In science, an inference refers to reasonable conclusions or possible hypotheses drawn from a small sampling of data. The adjective “small” can be interpreted as far less than all the possible data that can be collected on a specific subject. Scientists make such conclusions all the time, which may prove correlations, but don’t prove cause. In fact most “known” scientific facts, are hypotheses since it would be impossible to fully gather all material on a subject.
The inference can take several forms. A hypothesis or a theory about how something might work or not work is a starting point. One may be made when a person observes something in the known world, and sets out to test whether the theory about it holds up.
A scientist may also draw conclusions based on the results of such testing. These can become theories, suggest correlations, or become interpretations of results. Suggesting correlations or interpreting data are some of the most common inferences. For example, for over a century, people have had drawings of what dinosaurs might have looked like. These drawings are based on the best ideas that researchers had, based on the evidence available. Examining skeletal structure, making decisions about what types of animals dinosaurs were, comparing dinosaur finds to modern animals, and using some guesswork has created an interpretation in the form of drawings, models, and even movies.
As paleontology has advanced, these ideas about dinosaurs have changed dramatically. Ideas that some dinosaurs might have had feathers, be described as warm-blooded, and have had greater intelligence have been advanced as scientists' knowledge and samples of collected dinosaurs increases. With DNA sampling, scientists are even able to determine some relationships between more recent or still living animals and these ancient creatures.

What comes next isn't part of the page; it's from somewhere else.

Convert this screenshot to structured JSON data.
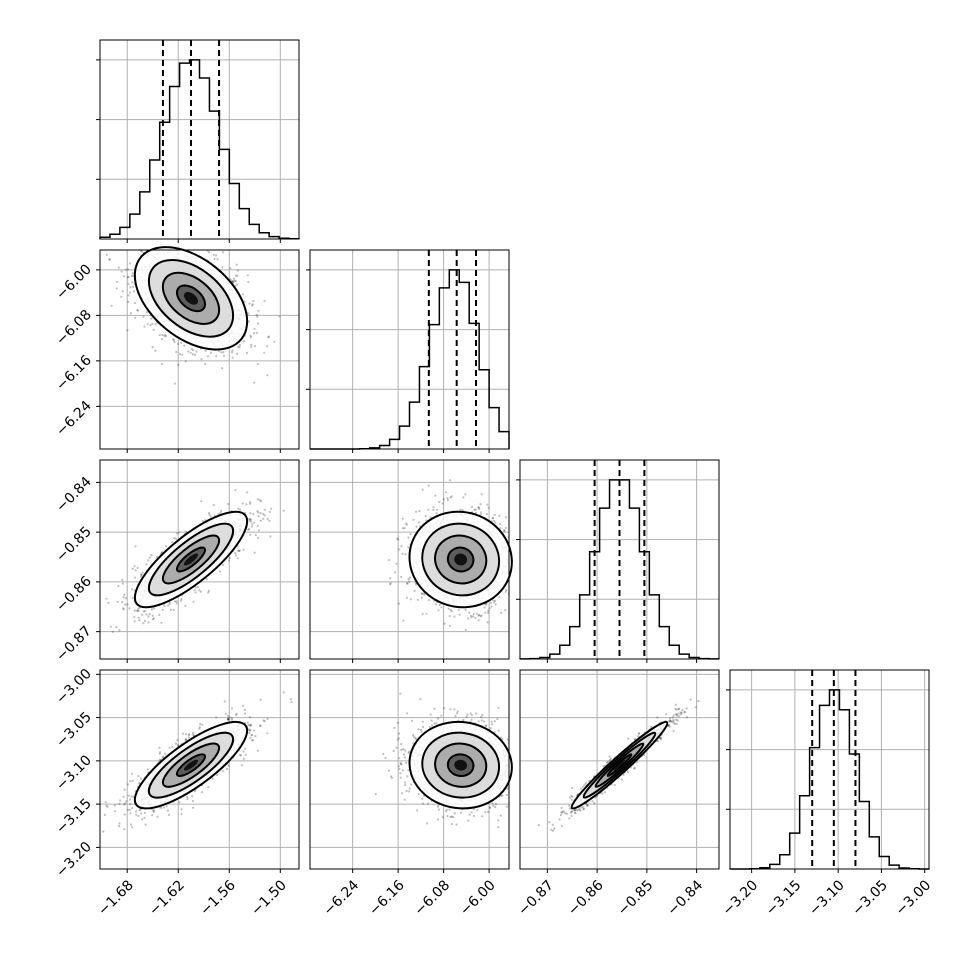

By looking at the history of how dinosaurs have been depicted, it is easy to see that an inference may only be as valuable as the data from which it is made. More data has led to less guessing, and certain dinosaurs, like the brontosaurus, have been proven to never have existed. The more data a researcher can collect on a subject, the more likely a conclusion is to be accurate. All inferences are still guesses, however, even when these guesses are well reasoned out.
For the average person, it is helpful to understand that when science infers, it is not always accurate. For instance, there have been significant amounts of theory and efforts to fund stem cell research in the past few years. Those driven to advocate for this research are basing their argument that it is necessary largely on inference. There is little hard data that stem cells will actually do some of the things people propose they will. There a number of encouraging samples of work that lead many scientists to the conclusion that stem cell research could result in a broad range of cures for diseases and conditions.